SA’s most famous entrepreneurial export needs a warren of hat-pulled rabbits

By Alec Hogg

After experiencing the bursting of some serious asset price bubbles – JSE 1987; Nasdaq 2000; Commodities 2008; etc – I’m getting a familiar feeling about the share price of Elon Musk’s Tesla Motors. At the current share price the company is valued about the same as GM, which produces 100 times more cars (and makes annual profits of $10bn against Tesla’s $2bn losses).

Bubbles share many similarities: Punters reject rational arguments, convinced that “this time it’s different”. And despite all the evidence, refuse to believe the music will ever stop. But like the now chastened Bitcoin fans, devotees of South African-born, US-based Musk are being sorely tested. In July last year, Musk promised to that by December Tesla would be producing 20 000 Model 3 vehicles a month. The company didn’t even reach 10% of the target.

Adding to the woes was last month’s death of Tesla’s owner when autopilot software malfunctioned; a class action law suit around its SolarCity acquisition; and the recall of 123 000 vehicles because of a compromised bolt. As a result, even Elon’s staunchest supporters are having pause.

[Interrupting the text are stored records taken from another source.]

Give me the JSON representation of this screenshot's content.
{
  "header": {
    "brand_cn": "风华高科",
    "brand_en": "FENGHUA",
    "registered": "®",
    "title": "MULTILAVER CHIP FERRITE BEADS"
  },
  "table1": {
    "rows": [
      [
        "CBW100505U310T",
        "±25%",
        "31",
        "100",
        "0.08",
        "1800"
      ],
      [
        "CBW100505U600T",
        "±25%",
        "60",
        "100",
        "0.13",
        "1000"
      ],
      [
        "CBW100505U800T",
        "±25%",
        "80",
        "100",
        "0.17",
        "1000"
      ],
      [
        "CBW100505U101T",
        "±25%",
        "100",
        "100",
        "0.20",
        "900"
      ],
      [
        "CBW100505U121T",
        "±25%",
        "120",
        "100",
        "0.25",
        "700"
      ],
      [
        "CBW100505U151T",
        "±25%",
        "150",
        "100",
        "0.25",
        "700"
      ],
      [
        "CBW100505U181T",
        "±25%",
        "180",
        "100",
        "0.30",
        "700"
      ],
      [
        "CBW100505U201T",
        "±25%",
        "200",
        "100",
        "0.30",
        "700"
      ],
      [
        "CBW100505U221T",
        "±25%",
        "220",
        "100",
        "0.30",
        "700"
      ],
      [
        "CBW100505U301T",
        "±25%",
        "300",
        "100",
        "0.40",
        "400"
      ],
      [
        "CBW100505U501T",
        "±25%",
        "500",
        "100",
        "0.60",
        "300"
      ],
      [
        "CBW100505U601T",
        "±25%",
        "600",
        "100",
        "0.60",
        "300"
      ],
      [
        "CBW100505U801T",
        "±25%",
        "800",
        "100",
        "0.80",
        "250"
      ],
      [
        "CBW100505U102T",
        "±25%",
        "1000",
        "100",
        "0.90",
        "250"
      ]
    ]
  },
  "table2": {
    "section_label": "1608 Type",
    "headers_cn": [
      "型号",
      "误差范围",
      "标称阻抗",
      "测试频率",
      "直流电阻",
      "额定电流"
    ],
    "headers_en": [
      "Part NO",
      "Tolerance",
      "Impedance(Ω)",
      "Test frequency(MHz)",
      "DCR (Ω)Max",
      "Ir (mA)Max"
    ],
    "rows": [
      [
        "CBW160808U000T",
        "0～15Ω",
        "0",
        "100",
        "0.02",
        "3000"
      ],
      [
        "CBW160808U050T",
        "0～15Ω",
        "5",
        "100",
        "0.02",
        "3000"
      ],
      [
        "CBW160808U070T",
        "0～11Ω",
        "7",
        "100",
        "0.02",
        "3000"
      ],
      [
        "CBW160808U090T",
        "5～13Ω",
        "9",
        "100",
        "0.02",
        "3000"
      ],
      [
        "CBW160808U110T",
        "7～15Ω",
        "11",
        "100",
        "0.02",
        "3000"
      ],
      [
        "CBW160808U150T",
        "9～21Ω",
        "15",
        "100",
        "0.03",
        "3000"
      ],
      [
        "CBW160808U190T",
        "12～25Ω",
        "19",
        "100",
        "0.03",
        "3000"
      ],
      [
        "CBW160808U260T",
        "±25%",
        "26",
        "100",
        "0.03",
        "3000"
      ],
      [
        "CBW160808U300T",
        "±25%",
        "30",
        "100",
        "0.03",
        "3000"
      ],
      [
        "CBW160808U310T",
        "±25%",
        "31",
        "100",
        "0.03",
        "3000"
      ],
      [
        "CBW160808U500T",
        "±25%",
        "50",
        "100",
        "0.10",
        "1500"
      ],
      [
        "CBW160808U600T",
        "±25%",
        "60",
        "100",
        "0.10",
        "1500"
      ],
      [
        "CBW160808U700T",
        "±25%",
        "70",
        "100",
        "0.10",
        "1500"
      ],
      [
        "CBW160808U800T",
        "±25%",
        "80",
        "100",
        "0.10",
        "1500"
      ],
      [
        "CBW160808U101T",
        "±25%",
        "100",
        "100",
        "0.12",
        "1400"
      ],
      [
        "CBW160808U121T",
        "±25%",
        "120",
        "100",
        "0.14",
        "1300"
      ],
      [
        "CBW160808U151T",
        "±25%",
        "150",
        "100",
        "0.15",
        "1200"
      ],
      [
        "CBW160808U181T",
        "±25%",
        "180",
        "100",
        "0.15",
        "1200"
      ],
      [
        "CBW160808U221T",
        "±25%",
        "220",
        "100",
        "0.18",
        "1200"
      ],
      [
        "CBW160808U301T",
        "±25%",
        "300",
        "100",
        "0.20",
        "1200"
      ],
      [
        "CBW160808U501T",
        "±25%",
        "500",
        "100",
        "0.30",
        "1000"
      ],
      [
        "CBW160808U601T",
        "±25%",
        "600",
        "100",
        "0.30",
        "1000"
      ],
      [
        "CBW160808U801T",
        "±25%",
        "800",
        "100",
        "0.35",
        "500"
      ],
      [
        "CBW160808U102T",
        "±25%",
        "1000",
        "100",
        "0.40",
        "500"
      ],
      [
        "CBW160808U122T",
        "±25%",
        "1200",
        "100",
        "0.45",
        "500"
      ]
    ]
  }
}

Tesla is cash strapped and with its hefty losses needs investors to continuously pumping in money to keep it going. Wall Street is betting Musk’s financial supporters will soon lose patience. There are more short positions in Tesla than any other stock on the US market. In the past, when his back was against the wall, Musk managed to pull rabbits out of the hat. Given these challenges, he now needs an entire warren of them.